O julgamento de Cláudia Tavares Hoeckler está em andamento em Capinzal, e 12 testemunhas estão sendo ouvidas
Uma das amigas relatou ter presenciado uma agressão física em que Valdemir segurou a esposa pelo pescoço, na frente da filha do casal. Segundo ela, a violência só cessou após sua intervenção e a de sua mãe. O agressor, que pediu desculpas e alegou ciúmes, também teria jogado um carro contra a esposa em outra ocasião. A amiga afirmou que Cláudia sofria agressões psicológicas constantes e que a aconselhava a se separar, mas ela tinha medo de denunciá-lo.

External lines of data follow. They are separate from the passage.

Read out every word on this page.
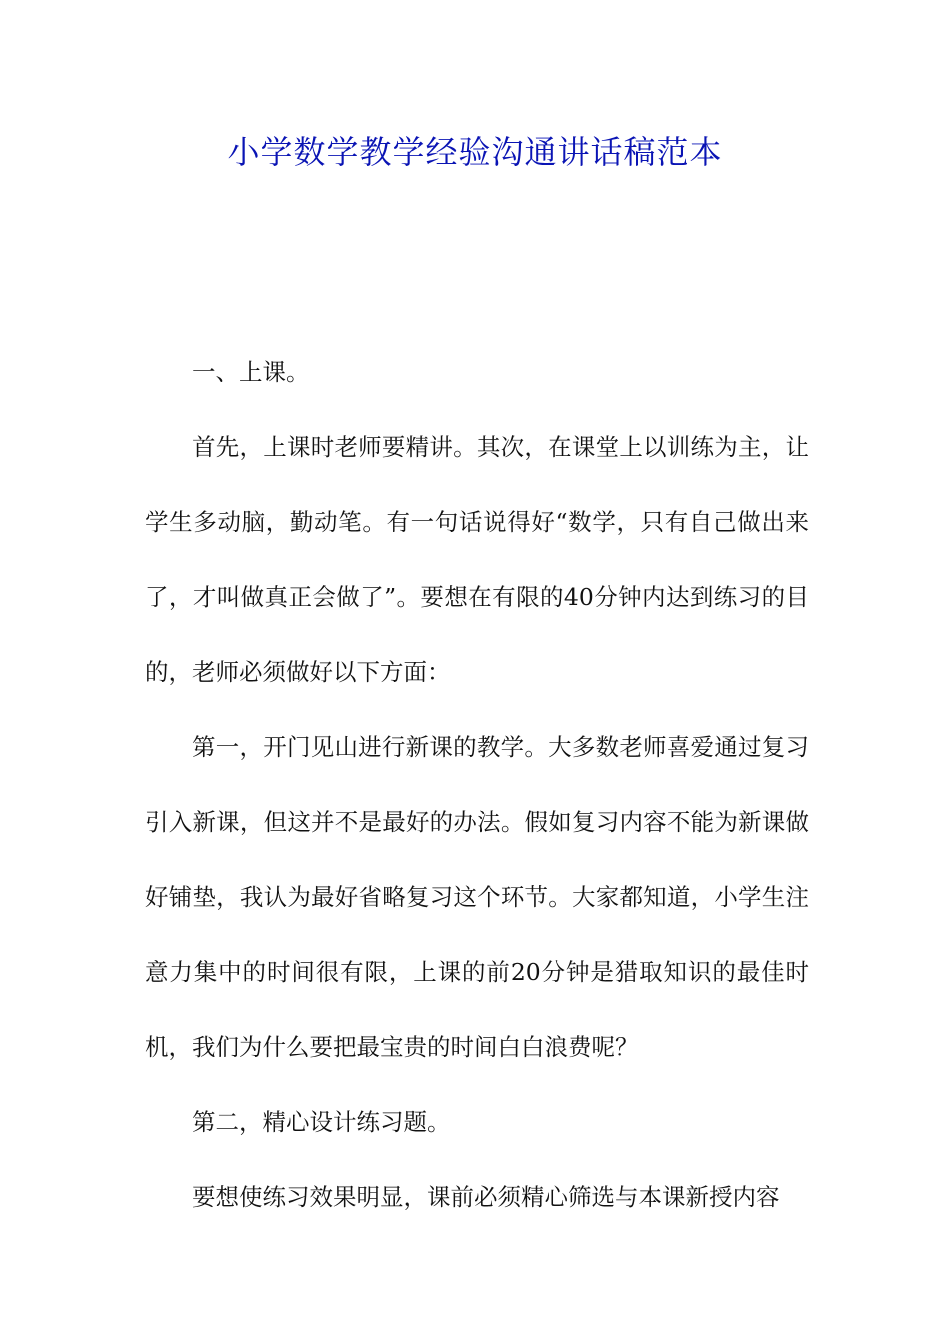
小学数学教学经验沟通讲话稿范本

一、上课。

首先，上课时老师要精讲。其次，在课堂上以训练为主，让学生多动脑，勤动笔。有一句话说得好“数学，只有自己做出来了，才叫做真正会做了”。要想在有限的40分钟内达到练习的目的，老师必须做好以下方面：

第一，开门见山进行新课的教学。大多数老师喜爱通过复习引入新课，但这并不是最好的办法。假如复习内容不能为新课做好铺垫，我认为最好省略复习这个环节。大家都知道，小学生注意力集中的时间很有限，上课的前20分钟是猎取知识的最佳时机，我们为什么要把最宝贵的时间白白浪费呢？

第二，精心设计练习题。

要想使练习效果明显，课前必须精心筛选与本课新授内容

Outra testemunha reforçou o relato, descrevendo o controle excessivo de Valdemir sobre a vida da esposa. Ela contou que Cláudia era proibida de trocar mensagens ou conversar livremente e que o marido checava seu celular. A amiga também disse que Valdemir interferia nas conversas pessoais das duas e que Cláudia teria revelado ter apanhado durante uma noite inteira, apresentando hematomas pelo corpo.
A promotoria, no entanto, questionou as divergências entre o depoimento da amiga na delegacia e no júri. Confrontada sobre o porquê de não ter relatado as agressões anteriormente, a testemunha afirmou que no tribunal estava dizendo a verdade. A defesa de Cláudia tenta comprovar que ela foi vítima de violência doméstica durante os 20 anos de relacionamento com a vítima.